Après avoir bordé la chair de ta chair, lui avoir flatté le dos, les cheveux et les cils à sa demande, avoir viré la maison à l’envers pour trouver la tortue Boppie et la doudou-chien et avoir expressément confirmé que le port d’un pyjama à manches longues n’était pas conseillé quand il fait trente dehors non t’auras pas froid, tu envoies tes derniers «bonne nuit», prête pour une grosse heure de qualité de télé évachée dans le divan avec un peu de bave sur le menton dans un état semi comateux.
À peu près au même moment où tu poses ton derrière sur ton fauteuil sur une trame sonore mentale de victoire de guerre, le plus jeune t’appelle de sa petite voix soudainement pas mal plus aiguë et fatigante. Ta face trahit déjà ton exaspération.
Ça commence normalement par une envie soudaine de retourner faire pipi même si le dernier remonte à vingt minutes. Ça presse. Ça doit se passer maintenant. Et dans le vacarme le plus complet pour s’assurer de réveiller l’autre qui va normalement aussi se découvrir un pressant besoin de vider sa vessie question de retarder l’heure du dodo de plus ou moins une demi-heure. Tu te rassis, dix minutes plus tard, après avoir assuré le contrôle qualité du lavage des mains post-pipi anti-gastro et avoir rebordé tout le monde pour une deuxième fois suite à un échange musclé sur le thème je ne te rechanterai pas une autre chanson certain.

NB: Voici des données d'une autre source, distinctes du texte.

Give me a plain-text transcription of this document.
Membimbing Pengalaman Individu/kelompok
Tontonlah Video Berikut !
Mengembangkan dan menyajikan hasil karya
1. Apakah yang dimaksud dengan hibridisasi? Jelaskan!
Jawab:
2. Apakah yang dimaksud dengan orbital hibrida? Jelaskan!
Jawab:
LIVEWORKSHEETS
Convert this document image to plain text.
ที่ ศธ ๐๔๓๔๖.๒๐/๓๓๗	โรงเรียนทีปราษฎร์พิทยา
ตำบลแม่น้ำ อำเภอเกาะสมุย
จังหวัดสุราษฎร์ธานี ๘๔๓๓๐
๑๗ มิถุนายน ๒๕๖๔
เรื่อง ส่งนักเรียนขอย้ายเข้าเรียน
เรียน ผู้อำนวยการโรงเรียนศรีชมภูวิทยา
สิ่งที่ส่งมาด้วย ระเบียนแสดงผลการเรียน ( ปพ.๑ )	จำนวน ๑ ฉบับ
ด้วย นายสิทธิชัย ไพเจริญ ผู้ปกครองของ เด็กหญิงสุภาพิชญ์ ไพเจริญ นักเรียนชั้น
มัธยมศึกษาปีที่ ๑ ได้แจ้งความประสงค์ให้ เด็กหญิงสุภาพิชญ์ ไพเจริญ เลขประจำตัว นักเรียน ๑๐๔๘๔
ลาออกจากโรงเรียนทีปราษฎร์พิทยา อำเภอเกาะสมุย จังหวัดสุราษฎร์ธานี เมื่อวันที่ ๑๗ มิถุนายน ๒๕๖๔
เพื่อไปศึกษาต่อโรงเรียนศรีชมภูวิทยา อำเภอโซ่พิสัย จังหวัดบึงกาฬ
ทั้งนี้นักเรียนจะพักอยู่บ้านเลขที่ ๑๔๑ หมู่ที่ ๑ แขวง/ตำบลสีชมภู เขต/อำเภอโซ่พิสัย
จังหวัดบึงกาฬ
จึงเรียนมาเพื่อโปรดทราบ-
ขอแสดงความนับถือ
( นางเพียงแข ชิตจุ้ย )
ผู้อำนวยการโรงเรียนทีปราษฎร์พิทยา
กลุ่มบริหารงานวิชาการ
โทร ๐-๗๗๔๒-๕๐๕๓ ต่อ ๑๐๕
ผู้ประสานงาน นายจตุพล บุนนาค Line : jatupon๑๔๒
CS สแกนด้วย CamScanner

Ta pause est brève et dure plus ou moins trois minutes parce que ça se poursuit habituellement par une grande soif. C’est bien connu; quand tu es couché dans ta chambre à vingt degrés Celsius dans le noir depuis une demi-heure, tu meurs de soif autant que si tu venais de faire vingt kilomètres à pied, pas de chameau, pas de cactus, dans le désert du Sahara. Ça fait que te voilà relevée de ton divan à jouer les porteurs d’eau de chambre en chambre desquelles tu sors en criant (en chuchotant) bon là c’est assez, dodo.
Pour rester dans la thématique, s’ensuit une très grande chaleur ou un froid sibérien qui oblige ta progéniture à t’appeler à la rescousse pour une troisième fois pour lui abrier ou lui désabrier les jambes. Lesdites jambes étant rattachées au corps d’un enfant de six ans parfaitement autonome comme dans tu peux très bien remonter ta couverte tout seul.
Une fois sa vessie revidée, sa soif étanchée et son coup de chaleur passé, ta progéniture, qui a plus d’un tour dans son sac, te sert le classique j’ai peur. Peur du monstre dans le garde-robe, peur du monstre en dessous du lit, peur du feu, peur des voleurs, peur que tu meurs, peur que son frère meurt, peur que son poisson meurt, peur d’avoir peur. Crainte réelle ou manipulation ? Personne ne le saura jamais et c’est pour ça que ton cœur balance entre le réconfort et l’ignorance. Après lui avoir certifié que papa a des super gros muscles qui vont faire fuir les bandits et que c’est juste ceux qui fument et qui font des frites qui passent au feu (c’est faux, mais nécessaire), tu lévites jusqu’au divan où tu t’échoues pour une quatrième fois.
C’est parfait parce que l’emplacement sera idéal pour assister au concert de toutous avec des gros yeux durs qui tombent par terre chacun leur tour qui devrait commencer dans plus ou moins deux minutes.